La durata può variare, è chiaro, dipende dalle necessità che si hanno e dalle proprie possibilità; una settimana all’anno comincia a essere una buona occasione.

Uno sguardo diverso sul tempo. Significa vivere le giornate e ogni singola ora senza cercare di riempirla con lavoro, pensieri o qualunque occupazione e hobby si possa avere; invece, cogliere in ogni momento i doni che Dio fa.

Siano essi la vista di un bel panorama, lasciarsi accarezzare dal vento leggero, qualche bel ricordo (un abbraccio, un amico fidato, un consiglio importante, l’aiuto di Dio in un momento preciso…) da conservare nel cuore, il buon frutto di un momento di preghiera, poter godere del riposo dalla routine quotidiana. In estrema sintesi: un tempo che non abbiamo bisogno di impiegare, ma nel quale possiamo lasciare che i doni di Dio ci raggiungano e gioire di essi.

Qualche tratto caratteristico degli esercizi spirituali?

Prima di tutto, aspettative e attese. Ci si accosta agli esercizi spirituali inevitabilmente con sentimenti del genere. Da un lato, perché quando si sceglie di farli si ha un obiettivo, in genere; di solito c’è qualche motivazione precisa per cui si chiede a Dio la pazienza di farsi stressare da noi senza sosta per una settimana intera. Dall’altro lato, si potrebbero – credo sia comprensibile – avere nel cuore sentimenti contrastanti, frutto dei pensieri più disparati: «l’ultima volta sono arrivato alla fine stremato, speriamo vada meglio; chissà come andrà; riuscirò a fare la settimana senza perdermi nelle mie ansie? E se poi sento che Dio mi suggerisce qualcosa? Desidero davvero un po’ di silenzio e un ritmo diverso dal solito; Dio mi aiuterai?».

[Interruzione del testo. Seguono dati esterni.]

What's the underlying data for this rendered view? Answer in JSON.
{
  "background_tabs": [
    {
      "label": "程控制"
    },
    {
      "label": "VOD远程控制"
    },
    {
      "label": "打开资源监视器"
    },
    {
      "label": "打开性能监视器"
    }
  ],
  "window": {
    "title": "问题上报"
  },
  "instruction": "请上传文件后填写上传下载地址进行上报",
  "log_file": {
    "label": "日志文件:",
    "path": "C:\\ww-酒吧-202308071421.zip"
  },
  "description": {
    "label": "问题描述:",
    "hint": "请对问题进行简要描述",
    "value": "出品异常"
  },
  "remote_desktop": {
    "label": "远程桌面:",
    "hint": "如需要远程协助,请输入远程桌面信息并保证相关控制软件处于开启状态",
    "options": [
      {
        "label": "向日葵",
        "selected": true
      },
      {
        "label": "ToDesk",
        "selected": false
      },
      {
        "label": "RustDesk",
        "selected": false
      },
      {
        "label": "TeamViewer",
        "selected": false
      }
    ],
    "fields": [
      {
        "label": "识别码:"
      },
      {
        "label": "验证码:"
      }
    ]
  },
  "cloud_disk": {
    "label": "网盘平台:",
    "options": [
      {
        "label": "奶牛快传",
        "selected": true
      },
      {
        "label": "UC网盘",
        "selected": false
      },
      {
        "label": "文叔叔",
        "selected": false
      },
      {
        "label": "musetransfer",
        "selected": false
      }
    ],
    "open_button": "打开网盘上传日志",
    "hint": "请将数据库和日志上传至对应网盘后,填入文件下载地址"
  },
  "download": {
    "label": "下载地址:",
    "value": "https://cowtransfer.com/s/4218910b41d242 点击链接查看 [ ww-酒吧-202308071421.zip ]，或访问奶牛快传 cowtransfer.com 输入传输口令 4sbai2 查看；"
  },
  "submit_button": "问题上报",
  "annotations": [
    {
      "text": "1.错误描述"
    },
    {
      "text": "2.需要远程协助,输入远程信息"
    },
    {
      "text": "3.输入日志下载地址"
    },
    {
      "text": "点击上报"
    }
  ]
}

Altra caratteristica fondamentale è la preghiera. Il primo giorno è importante per entrare nel clima di preghiera. Serve tempo per abituarsi ad accogliere stimoli differenti da quelli soliti dello smartphone e dei vari media.

Poi, però, ci si immerge e grazie alla compagnia di una guida spirituale, pian piano si prende confidenza anche nel dialogo con Dio. Almeno per le settimane di “tipo ignaziano” (secondo la spiritualità dei Gesuiti), si raccomanda di scandire la giornata secondo vari momenti di preghiera – alternata a riposo – a cui fa seguito una rilettura; essa è utile per raccogliere e condensare frutti e sollecitazioni che vengono dal colloquio con Dio.

Si vive nel silenzio, certo, ma oltre a parlare con Dio, ogni giorno c’è il confronto con la guida spirituale. Essa aiuta a discernere ciò che si vive nella preghiera: ho parlato con Dio? Ho dato tempo solo a me stesso, ai miei pensieri? Il bel sentimento che ho provato a che mi conduce?

Viene da Dio o no?

La preghiera sincera e l’accompagnamento spirituale permettono di focalizzare desideri, timori e attese, che accompagnano la propria vita.

Infine, scelte. In seguito a tutto ciò – è chiaro – si può scegliere. Di fronte a quella consapevolezza che ormai si è fatta chiara in me, durante la settimana, posso prendere una decisione.